As the opinion polls move steadily in favour of President George W. Bush and the likelihood of a John Kerry presidency recedes, Democrats in the United States can take solace in two facts. If their man is not in the White House for the next four years, then they will not end up carrying the blame for the almost inevitable US defeat in Iraq – and they will not have to preside over the biggest financial crisis to hit the US since the Great Depression.

“The US dollar is going the way that [the British pound] went as it lost its place as the world’s reserve currency,” said Jim Rogers, the Wall St wizard who in 1973 co-founded the Quantum Fund, one of the first and most successful hedge funds, in a recent interview. “I suspect there will be exchange controls in the US in the foreseeable future … Whoever is elected President is going to have serious problems in 2005-06. We Americans are going to suffer.” Why?

If Kerry won, this would be the third time in a row that an incoming Democratic president inherited a gigantic budget deficit from his Republican predecessor. Jimmy Carter took over a budget deficit of almost 4 per cent of gross domestic product in 1976 and halved it in four years.

Bill Clinton was handed a deficit amounting to 6 per cent of GDP in 1992 and turned it into a 1.5 per cent surplus in eight years. Kerry would inherit a 5 per cent deficit from Bush, about par for the course – but for the first time he would also be burdened with a huge current account (trade) deficit.

When Carter was President, US trade with the rest of the world was more or less in balance, which made it relatively easy for him to address the budget deficit. America’s trade balance went deep into the red during the Reagan years, but by the time Clinton came into office it had recovered dramatically and so he, too, could fix the budget deficit without having to worry about a big trade deficit.

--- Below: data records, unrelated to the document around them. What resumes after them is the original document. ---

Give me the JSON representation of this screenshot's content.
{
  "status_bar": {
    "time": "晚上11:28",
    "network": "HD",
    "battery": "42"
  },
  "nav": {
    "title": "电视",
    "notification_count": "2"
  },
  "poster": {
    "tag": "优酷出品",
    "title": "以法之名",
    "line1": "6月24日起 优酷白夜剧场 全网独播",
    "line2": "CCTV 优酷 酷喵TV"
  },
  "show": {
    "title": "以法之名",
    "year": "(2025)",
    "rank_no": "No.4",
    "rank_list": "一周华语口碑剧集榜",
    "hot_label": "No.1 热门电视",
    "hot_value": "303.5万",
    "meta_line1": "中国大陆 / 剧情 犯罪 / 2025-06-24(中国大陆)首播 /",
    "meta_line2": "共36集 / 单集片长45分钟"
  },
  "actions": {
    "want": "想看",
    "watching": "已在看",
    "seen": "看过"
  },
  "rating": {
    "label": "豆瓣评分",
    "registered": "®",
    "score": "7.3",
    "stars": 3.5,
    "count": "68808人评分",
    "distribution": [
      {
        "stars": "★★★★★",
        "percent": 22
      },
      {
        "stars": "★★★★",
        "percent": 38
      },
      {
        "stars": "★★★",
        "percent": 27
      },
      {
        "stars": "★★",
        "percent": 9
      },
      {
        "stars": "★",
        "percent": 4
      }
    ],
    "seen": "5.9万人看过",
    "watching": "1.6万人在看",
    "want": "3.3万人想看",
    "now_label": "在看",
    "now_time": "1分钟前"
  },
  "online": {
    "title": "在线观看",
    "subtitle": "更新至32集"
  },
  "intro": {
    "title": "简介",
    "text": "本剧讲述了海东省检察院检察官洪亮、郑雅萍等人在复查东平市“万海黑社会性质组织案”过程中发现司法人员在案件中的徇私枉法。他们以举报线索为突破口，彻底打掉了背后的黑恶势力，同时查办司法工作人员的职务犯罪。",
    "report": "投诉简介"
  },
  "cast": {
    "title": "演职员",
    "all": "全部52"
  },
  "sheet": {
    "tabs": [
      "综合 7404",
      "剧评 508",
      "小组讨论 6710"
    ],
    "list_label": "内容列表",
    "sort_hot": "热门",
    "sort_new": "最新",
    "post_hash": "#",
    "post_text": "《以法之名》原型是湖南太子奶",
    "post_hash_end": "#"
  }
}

But in the last Clinton years the current account plunged into deep deficit, and it’s now even worse.

It’s the combination of the two deficits that is potentially lethal. The US has got away with running a big trade deficit for most of the past 20 years because foreigners, mostly in Asia and Europe, kept on investing in the US, and that huge inflow of foreign capital largely covered the deficit. They invested in the US not because it was the world’s fastest-growing economy (it wasn’t), but mainly because the US dollar was seen as the safest currency, the world’s “reserve currency” in which other countries settle their debts even with each other.

That was then; this is now. The inflow of foreign capital is dwindling, the current account deficit is up to half a trillion dollars a year – and the budget deficit, thanks to the Bush tax cuts and the Iraq war, is also up to half a trillion dollars a year. Neither Bush nor Kerry even discuss the issue, and the value of the US dollar has been drifting steadily down for a year and a half now.

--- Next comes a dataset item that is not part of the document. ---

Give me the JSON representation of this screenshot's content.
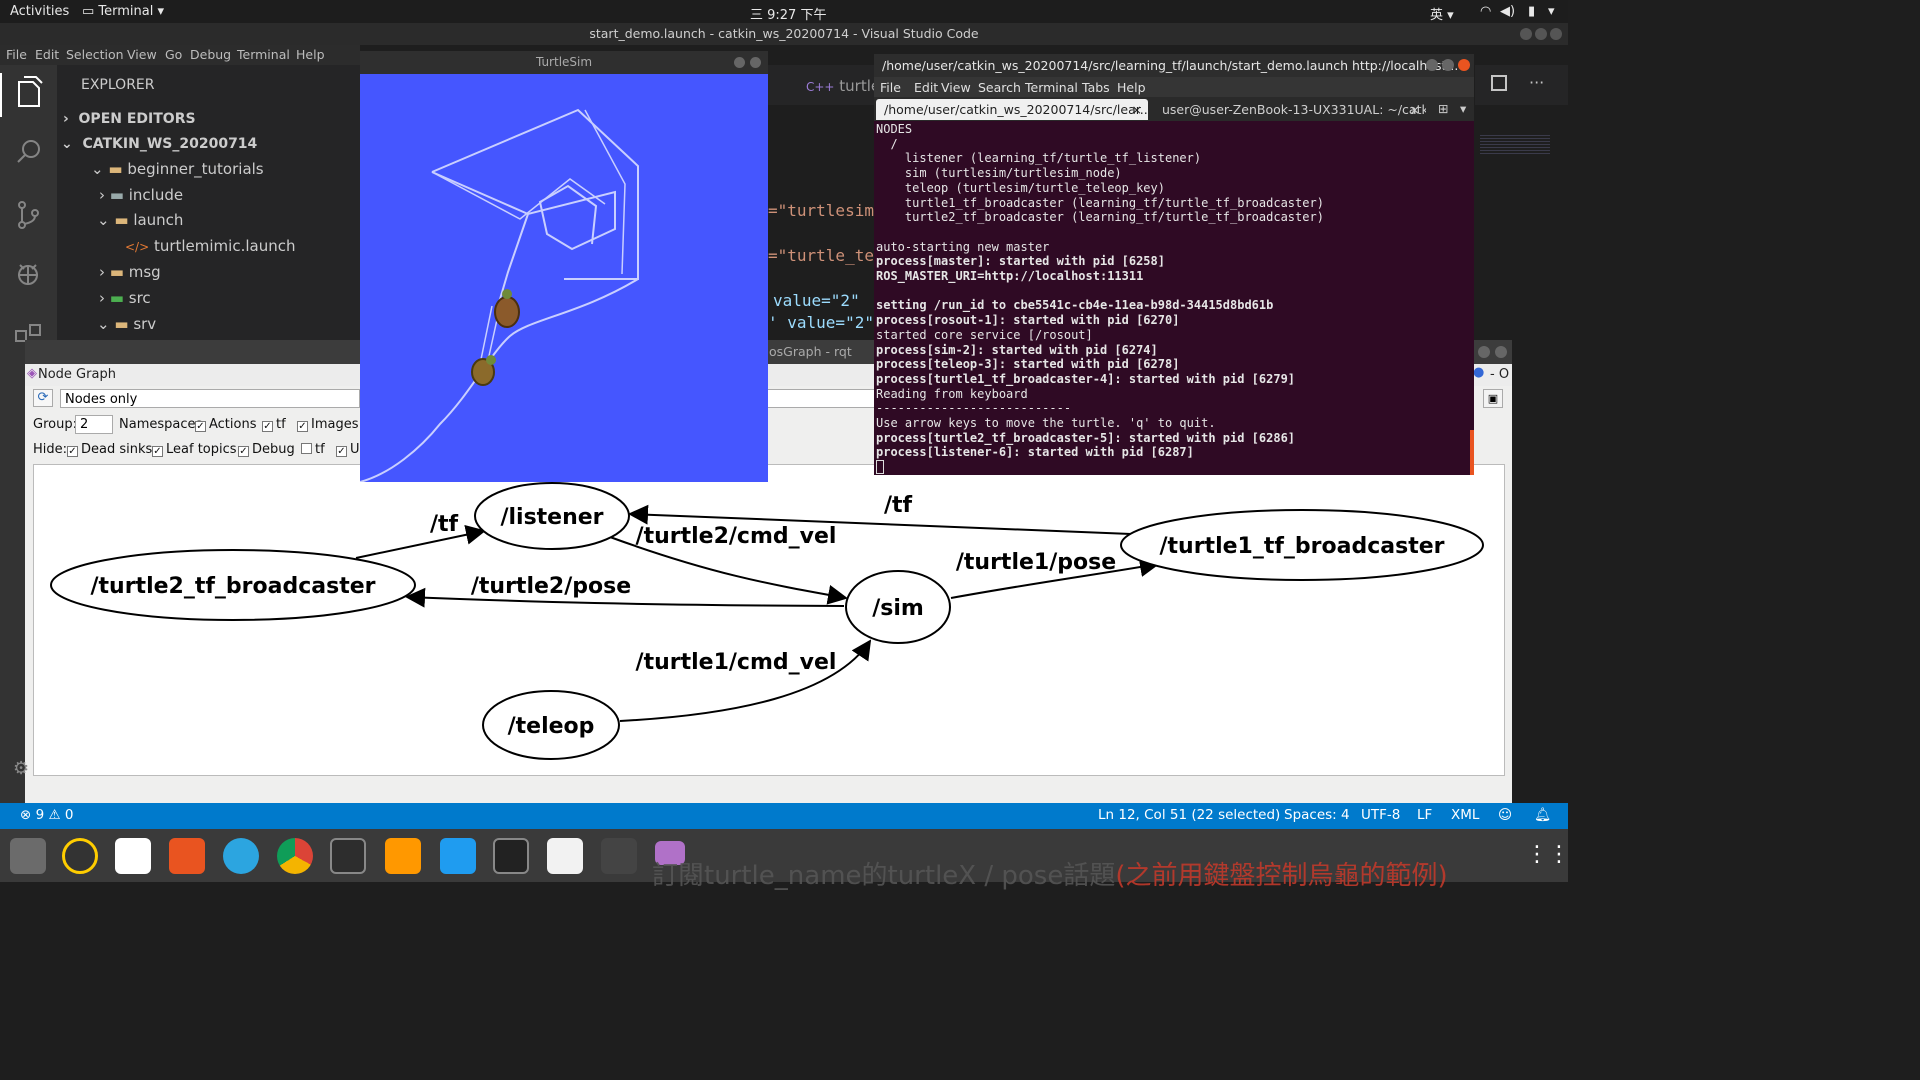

Foreigners have seen the value of their US investments effectively cut by 20 per cent because of that fall in the dollar, and they are getting nervous.

Foreign investors hold about US$8 trillion ($12 trillion) in US securities, and everybody realises that a concerted move to bail out of them would trigger a collapse of the dollar and the destruction of their investments. On the other hand, everybody also knows that the first investors to get out will save most of their money, and the laggards will lose most of theirs. It is a highly unstable situation.

A far-sighted Democratic strategist might therefore conclude that this is the wrong year to win the presidency. Democrats don’t want the blame for an impending economic crisis that is mostly due to the Bush tax cuts – and since their chosen candidate has no strategy for pulling out of Iraq, why not let the Republicans collect the blame for that debacle, too?

There is going to be a smash; it’s too late to avoid it; let the other lot stay in the driver’s seat for now. We’ll win next time, and stay in power for a generation. But there is no sign that anybody in the Democratic Party is making such a calculation: they are genuinely committed to fighting Bush.

At the least, that will lend authenticity to their defeat, and win them credit for next time. And if Kerry should win, thanks to some wild card we have not yet seen, it may be rough on the Democrats but it wouldn’t necessarily be bad for the US or the world.

Though Kerry now vows to “stay the course” in Iraq, he is more likely than the crew around Bush to accept reality and pull American troops out before too much damage is done. And if economic disaster strikes the United States in the next four years, as it well may, he is less likely than Bush to devote all his energy to shifting the blame for it on to foreigners.